The other ten even exaggerated the opposition, to justify their lack of enthusiasm for the task and to get the people on their side. All of a sudden it wasn’t just the Anakites who were giants, but the other tribes, the Hittites and Jebusites and Amorites, all grew to 10 feet, too. In other words, the ten exaggerated the risk and spoke negatively. Faithless people always do that. No one likes to be afraid alone, it makes them look small, so they do their best to spread the fear.
And the third thing the spies forgot was that it is only when we obey God that the promised blessings truly become our own. Their disobedience lost them their opportunity to share in the promise. In Chapter 14, YHWH gets tired of listening to them wailing and complaining and threatening to stone Moses and return to Egypt. He almost pulls the plug on the whole enterprise. Moses pleads with him, but gets only a partial reprieve. The faithless ones will not see the Promised Land.
When they realize what they have done, of course, the people are sorry. After hey "mourned greatly" all night long, they "rose early in the morning and went up to the top of the mountain." They said, "Here we are, and we will go up to the place which the Lord has promised." [Num 14:39-40]
But it was too late. God only gave them the one chance. The kind of obedience God wants is not the kind that is only offered under threat of punishment.
It is extremely likely that God is asking some of us, here, to be obedient to his call today. Some of us, looking out at the prospect, see only the risks, the obstacles.

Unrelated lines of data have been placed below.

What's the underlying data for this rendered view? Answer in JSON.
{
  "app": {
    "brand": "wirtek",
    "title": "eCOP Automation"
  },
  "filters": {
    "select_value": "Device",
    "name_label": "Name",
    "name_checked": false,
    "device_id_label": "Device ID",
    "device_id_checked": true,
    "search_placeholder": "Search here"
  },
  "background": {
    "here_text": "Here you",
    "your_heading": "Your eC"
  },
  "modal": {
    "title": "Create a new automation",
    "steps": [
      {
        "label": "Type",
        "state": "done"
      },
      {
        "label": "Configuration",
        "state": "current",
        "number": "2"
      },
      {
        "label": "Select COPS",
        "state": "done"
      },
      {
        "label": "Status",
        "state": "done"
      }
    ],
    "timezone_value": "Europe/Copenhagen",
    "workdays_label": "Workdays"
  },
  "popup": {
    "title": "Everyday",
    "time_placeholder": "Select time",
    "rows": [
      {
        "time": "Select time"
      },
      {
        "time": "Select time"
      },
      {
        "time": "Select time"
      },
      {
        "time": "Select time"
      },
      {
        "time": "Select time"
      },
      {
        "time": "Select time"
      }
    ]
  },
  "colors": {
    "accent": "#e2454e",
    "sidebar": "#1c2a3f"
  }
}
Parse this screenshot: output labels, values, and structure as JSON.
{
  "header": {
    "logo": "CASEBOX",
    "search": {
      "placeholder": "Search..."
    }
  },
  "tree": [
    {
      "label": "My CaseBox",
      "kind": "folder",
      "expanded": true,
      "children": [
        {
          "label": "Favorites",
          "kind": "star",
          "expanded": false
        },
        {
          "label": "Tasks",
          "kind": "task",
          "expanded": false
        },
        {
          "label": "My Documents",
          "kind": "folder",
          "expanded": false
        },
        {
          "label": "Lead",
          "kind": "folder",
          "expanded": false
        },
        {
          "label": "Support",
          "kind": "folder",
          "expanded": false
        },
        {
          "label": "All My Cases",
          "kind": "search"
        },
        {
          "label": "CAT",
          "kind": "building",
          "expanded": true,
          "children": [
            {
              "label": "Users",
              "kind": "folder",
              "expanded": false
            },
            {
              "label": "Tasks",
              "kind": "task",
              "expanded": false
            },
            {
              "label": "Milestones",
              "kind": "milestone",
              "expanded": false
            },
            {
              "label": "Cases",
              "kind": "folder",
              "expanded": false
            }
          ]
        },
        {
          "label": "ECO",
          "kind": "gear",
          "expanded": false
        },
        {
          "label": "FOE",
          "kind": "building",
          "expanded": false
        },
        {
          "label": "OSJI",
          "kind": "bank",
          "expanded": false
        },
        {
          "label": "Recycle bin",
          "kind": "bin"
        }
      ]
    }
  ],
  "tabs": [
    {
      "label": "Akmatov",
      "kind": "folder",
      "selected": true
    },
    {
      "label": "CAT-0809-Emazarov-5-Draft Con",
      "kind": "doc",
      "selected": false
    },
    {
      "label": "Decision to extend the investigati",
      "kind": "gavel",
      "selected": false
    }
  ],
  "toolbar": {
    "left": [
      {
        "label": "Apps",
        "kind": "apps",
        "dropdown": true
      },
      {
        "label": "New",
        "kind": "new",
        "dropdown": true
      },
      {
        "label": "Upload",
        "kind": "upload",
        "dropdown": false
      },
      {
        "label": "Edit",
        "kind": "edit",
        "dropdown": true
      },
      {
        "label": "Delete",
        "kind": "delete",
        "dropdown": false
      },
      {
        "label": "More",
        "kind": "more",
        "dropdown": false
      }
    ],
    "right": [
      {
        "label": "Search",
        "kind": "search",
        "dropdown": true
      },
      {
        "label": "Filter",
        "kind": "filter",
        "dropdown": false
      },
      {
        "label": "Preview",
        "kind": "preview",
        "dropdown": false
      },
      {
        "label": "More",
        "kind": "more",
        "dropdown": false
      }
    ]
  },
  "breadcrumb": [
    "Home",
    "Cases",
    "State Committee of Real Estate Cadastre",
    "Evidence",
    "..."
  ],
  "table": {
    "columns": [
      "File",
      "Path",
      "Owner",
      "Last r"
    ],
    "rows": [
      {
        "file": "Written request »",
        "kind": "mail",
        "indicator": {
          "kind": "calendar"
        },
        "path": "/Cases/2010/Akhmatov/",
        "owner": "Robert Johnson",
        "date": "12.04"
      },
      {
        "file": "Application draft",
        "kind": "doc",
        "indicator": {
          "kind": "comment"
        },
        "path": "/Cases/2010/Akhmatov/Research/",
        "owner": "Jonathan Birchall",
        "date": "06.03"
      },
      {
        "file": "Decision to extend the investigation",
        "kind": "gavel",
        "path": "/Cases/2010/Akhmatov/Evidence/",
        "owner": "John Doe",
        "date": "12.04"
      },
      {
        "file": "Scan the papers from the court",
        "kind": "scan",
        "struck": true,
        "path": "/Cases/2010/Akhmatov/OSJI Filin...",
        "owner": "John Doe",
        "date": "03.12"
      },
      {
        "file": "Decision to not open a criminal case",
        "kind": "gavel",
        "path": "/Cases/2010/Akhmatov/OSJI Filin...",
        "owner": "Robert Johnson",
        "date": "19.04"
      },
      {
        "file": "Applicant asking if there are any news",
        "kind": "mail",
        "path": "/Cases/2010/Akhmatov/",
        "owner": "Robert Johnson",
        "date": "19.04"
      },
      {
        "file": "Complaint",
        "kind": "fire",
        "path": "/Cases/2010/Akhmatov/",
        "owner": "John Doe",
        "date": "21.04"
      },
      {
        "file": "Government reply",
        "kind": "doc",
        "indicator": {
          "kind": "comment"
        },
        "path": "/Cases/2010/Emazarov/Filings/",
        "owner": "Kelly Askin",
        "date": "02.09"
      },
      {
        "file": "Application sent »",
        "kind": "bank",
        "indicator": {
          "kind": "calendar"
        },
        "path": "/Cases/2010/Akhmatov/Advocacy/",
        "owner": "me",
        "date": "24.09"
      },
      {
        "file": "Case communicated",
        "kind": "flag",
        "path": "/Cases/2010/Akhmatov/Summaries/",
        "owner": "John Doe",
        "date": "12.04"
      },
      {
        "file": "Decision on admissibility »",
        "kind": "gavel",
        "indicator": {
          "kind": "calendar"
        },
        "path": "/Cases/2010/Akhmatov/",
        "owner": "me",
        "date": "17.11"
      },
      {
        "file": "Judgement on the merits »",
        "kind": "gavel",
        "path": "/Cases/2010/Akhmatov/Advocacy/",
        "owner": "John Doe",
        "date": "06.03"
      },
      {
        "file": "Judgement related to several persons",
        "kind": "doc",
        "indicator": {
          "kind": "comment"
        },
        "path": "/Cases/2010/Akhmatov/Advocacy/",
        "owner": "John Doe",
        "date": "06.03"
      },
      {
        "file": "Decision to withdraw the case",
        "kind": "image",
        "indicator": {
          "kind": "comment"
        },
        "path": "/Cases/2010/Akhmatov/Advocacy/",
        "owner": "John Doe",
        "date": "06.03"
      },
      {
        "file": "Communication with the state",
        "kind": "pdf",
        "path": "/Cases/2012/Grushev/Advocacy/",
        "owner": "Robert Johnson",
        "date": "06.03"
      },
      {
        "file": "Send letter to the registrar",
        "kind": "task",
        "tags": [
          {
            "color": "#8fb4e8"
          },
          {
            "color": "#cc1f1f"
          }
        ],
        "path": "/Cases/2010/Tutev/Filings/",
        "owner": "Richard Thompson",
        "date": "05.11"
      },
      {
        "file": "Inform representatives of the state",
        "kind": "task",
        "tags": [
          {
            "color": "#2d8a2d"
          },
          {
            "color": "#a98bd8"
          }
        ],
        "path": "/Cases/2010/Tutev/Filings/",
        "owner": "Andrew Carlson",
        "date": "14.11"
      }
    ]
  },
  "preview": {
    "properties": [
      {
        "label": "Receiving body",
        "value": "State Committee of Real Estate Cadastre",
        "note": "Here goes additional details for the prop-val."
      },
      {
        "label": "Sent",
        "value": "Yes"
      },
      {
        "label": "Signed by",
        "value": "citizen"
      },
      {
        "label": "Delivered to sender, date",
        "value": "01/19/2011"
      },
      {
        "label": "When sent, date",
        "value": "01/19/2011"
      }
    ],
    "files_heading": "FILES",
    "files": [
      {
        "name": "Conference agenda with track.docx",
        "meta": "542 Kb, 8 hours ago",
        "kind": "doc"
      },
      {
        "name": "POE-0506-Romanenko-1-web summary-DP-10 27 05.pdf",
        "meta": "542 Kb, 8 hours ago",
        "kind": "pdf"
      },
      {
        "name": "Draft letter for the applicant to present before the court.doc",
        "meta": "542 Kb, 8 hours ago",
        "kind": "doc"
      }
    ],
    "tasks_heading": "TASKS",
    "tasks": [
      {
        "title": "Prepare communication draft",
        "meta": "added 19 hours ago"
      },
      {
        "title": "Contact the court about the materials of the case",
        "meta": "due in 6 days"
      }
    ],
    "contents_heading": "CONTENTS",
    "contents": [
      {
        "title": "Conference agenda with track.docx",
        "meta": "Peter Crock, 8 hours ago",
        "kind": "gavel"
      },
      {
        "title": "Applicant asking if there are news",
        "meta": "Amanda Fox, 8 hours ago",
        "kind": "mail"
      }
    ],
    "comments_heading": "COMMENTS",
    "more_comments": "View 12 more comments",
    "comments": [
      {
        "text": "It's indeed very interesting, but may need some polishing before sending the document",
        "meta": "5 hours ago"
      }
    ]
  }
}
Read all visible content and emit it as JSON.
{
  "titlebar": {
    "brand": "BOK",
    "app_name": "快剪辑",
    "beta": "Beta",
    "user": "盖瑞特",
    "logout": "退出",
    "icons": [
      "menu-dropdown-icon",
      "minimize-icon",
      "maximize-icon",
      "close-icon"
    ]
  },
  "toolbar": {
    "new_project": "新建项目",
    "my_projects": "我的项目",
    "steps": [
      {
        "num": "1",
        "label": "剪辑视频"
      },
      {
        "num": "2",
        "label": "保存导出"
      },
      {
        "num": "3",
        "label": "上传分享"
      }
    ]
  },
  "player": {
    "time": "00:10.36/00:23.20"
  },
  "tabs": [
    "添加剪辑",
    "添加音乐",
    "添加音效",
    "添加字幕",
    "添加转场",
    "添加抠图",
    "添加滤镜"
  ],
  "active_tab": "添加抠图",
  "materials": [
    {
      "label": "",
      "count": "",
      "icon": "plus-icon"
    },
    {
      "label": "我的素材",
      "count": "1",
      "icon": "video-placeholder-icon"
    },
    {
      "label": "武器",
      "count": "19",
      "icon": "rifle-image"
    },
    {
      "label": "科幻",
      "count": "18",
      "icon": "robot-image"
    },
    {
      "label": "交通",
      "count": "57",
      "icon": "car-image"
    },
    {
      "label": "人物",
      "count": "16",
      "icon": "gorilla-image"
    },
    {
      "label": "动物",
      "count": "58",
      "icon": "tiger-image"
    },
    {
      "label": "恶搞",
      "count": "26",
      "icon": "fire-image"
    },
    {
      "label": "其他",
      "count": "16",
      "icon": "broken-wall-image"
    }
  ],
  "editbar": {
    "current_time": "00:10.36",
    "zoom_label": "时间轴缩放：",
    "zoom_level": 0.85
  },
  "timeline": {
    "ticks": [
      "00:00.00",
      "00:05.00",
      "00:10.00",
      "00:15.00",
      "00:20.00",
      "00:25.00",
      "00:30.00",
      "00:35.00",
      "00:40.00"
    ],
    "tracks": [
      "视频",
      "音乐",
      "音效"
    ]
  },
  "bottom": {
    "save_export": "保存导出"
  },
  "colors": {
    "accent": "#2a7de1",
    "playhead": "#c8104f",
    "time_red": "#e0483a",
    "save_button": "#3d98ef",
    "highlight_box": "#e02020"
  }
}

The Hittites and Amorites and Jebusites are out there, God doesn’t ask us to wear blinders. But he does expect the eyes of faith to not turn them into giants.
How many of you know the VeggieTales song, “God is bigger than the bogeyman?” Even if they were giants, God is still bigger.
Who are your bogeymen? What are the giants that keep you from going into the Promised Land? God is bigger than they are. God is stronger than they are. Opportunities for following God into a new place come along all the time; when they do, we have to choose whether to look into the future with eyes of faith, and walk into the future with a heart of faith - or not. Remember that the spies didn’t say, “We don’t trust God, we won’t go.” They just acted that way. Let’s not be like them.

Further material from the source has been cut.